Quant aux autres royalistes qui me sont contraires, c’est pitoyable : ils préfèrent tout à moi. Si M. de Lacretelle eût été bien, tout serait changé pour moi ; mais je n’en espère que de mauvais tours. N’en parle pas : mais ôte-toi toute espérance, elle est impossible. Dans Paris on croit que je triomphe, mais j’ai vu ce matin le dessous des cartes en confidence. Je ne cesse de courir et d’écrire. Adieu, je vais dîner chez Pastoret et puis me coucher. Je n’ai pas encore fait une course pour mon plaisir : et je suis tout le jour en voiture !

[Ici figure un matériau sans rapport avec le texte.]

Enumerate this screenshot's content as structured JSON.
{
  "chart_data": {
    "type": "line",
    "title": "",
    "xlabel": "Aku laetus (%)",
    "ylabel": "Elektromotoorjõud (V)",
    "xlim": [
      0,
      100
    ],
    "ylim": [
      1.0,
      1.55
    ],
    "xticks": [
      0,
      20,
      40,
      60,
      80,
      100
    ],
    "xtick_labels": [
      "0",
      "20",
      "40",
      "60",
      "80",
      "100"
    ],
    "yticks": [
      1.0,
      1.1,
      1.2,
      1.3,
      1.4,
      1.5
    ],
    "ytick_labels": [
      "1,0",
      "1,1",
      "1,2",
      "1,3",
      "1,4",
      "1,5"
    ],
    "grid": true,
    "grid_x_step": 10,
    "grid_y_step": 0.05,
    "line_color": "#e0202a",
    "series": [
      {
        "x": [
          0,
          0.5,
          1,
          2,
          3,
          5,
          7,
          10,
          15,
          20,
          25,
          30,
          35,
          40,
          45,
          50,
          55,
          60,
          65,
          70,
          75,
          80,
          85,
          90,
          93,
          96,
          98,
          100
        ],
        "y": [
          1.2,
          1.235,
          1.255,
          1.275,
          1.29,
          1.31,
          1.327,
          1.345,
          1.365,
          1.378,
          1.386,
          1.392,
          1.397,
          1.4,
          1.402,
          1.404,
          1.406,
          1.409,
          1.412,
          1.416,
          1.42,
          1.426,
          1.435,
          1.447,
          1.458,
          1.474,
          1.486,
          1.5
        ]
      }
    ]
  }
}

A toi mille amours ! mille amitiés à ta mère ! à Julia, mille baisers ! mille tendresses à maman et mon père et Vignet.

AL.


13 novembre, le samedi[1].

Bonjour, chère vie de mon aine ! Je me lève et je t’écris. Aujourd’hui j’ai du temps, je ne veux pas sortir qu’un moment pour me promener ; il faut se donner un peu de repos de tête, car elle se briserait, tant elle a été tendue ces jours-ci ! Et puis je vois clairement qu’il y a impossibilité, par conséquent peine perdue en vain, et tout à fait en vain puisque pour rien au monde je ne recommencerais cette humiliante cérémonie : je donnerais cent louis de n’avoir pas affiché cette prétention vraiment au-dessous du vrai talent ! Excepté quatre ou cinq hommes que la longueur des années et la vie publique a amenés là, le reste est une coterie d’imbéciles menés par quatre intrigans. Ces derniers sont si furieux que j’aie osé les attaquer de front devant leurs confrères et l’opinion du public, qu’ils remueront ciel et terre pour m’empêcher d’arriver : beaucoup de mes partisans sont faibles et peureux devant eux et ils donneront les mains à un troisième ou quatrième choix pour me repousser et repousser aussi [mon concurrent Droz. Je n’aurai gagné que beaucoup d’ennuis et de dépenses et de fatigues. Cependant, malgré la certitude où je suis de ma défaite, je ne fais semblant de rien et je continue à agir : lundi, je me remets en action. Je laisse passer aujourd’hui et demain, pendant lesquels jours mes amis écrivent et sollicitent. J’ai passé tête à tête hier la soirée avec M. le duc de Montmorency qui court pour moi aujourd’hui, mais il n’espère rien non plus.

Du reste, j’ai vu Prévôt qui est en faveur et excellent pour nous. Il

  1. A Mme Alphonse de Lamartine, à Mâcon.